Quando o Animal Planet faz um anime ruim.
É altamente recomendado que se leia a minha primeira crítica para com a série Kemono Friends: KEMONO FRIENDS: O MELHOR EPISÓDIO DE ZOBOOMAFOO
Lembro quando eu escrevi da bela jornada que foi Kemono
Friends. Era uma mistura entre Zoboomafoo e o documentário “Humanidade: a
história de todos nós”, um jeito infantil de trazer informação tanto biológica quanto antropológica.
Aquela obra que mirou o que viu e acertou o que não viu.
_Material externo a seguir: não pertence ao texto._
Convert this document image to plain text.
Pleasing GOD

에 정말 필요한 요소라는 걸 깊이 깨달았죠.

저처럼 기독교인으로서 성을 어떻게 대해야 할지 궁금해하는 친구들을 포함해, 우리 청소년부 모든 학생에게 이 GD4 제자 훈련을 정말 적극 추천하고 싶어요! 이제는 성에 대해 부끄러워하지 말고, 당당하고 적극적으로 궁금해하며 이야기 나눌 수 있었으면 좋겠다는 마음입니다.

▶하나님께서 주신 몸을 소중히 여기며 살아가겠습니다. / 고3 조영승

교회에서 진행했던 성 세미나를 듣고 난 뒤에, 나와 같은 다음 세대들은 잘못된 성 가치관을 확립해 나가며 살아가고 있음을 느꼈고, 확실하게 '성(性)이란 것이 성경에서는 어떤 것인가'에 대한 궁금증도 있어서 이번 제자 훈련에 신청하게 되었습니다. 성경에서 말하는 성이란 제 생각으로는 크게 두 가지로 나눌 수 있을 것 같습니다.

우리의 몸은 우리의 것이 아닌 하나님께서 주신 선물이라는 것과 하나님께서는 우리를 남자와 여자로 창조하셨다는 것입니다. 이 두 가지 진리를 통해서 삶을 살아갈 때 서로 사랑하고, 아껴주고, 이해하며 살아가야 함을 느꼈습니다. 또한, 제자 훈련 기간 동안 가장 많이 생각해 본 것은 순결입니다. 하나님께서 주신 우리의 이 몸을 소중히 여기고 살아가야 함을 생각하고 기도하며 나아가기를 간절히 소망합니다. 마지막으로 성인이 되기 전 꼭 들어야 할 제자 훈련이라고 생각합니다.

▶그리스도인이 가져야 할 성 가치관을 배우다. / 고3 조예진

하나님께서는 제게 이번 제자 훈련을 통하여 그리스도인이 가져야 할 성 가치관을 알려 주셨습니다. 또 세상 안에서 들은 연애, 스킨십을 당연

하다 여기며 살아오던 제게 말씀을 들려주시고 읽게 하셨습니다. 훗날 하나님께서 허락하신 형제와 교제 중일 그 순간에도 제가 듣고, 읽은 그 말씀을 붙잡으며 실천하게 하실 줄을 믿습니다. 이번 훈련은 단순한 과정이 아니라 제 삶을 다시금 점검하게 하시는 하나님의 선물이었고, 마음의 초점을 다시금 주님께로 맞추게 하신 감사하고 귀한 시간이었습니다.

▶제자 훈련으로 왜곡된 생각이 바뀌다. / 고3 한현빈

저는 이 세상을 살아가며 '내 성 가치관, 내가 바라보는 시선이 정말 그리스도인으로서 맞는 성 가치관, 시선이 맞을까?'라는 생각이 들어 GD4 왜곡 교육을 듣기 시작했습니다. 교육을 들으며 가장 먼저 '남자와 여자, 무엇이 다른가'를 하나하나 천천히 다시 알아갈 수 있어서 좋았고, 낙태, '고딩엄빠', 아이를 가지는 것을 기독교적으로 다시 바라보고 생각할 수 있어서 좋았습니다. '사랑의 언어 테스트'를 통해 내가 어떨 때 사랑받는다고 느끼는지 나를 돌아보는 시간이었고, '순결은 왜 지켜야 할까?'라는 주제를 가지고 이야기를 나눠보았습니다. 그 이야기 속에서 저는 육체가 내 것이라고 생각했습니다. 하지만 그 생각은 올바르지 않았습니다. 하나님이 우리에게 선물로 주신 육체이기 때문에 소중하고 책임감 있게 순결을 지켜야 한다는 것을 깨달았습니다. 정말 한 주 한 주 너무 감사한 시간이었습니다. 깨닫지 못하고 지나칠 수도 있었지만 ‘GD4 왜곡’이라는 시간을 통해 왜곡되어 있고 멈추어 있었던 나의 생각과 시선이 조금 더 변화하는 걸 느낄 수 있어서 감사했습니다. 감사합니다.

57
Bem, claro que eu fiquei ansioso para poder ver KF 2 na
temporada de Inverno/2019. E lá fui eu me aventurar no Japari Park mais uma
vez.
Para quem não se recorda, KF é a história do Japari Park e
dos Friends, animais que foram afetados pela Sand Star (uma poeira que sai de
um vulcão da ilha) e ganharam humanidade, no fim, são meninas vestidas de leão,
pinguins, jacaré, etc...
Serval. Leptailurus serval |
Você já deve ter estranhando o porque desse design, né? Além
do mais sabemos que a Serval é assim:
A Serval clássica |
Não tenho como negar que é uma literal evolução, tudo ficou
absurdamente mais fluído, menos quadrado, agora podemos apreciar a boca se
movendo sincronizado com a boca da personagem, temos um número maior de
expressões e somos mais capazes de apreciar cenários com certa movimentação.
Já que estamos na seara técnica, falemos sobre a Trilha Sonora.
Ela segue a mesma linha da primeira temporada, se você não lembra, basta dar uma
procurada em trilhas como “Jungle no Naka de” que despertar aquela inocência de
uma savana quase de Rei Leão, temos também “Tanoshii Nakamatachi”, que despertar o lado
mais paspalhão do anime.
Poderia facilmente descrever cada entrada de música de
Kemono Friends, se tem uma coisa que foi altamente trabalho na mente da pessoa
que assistia a obra era isso: a coisa segue uma narrativa tão leve e envolvente
que você consegue quase entender como fazer inserção de trilha sonora nas
cenas.
Essa leveza, por sinal, é característica de Nobuyuki Abe,
ele diretor de sons de animes totalmente fofos como: Banananya e Nyanko Days.
Cabe aqui um primeiro retoque essencial: a trilha de sonora
de Kemono Friends 2 é a trilha de Kemono Friends 1, as inovações são mínimas e eu diria imperceptíveis. Se podemos alegar algo é a qualidade de
produção, que para os ouvidos muito ligados, pode ser uma coisa a se considerar.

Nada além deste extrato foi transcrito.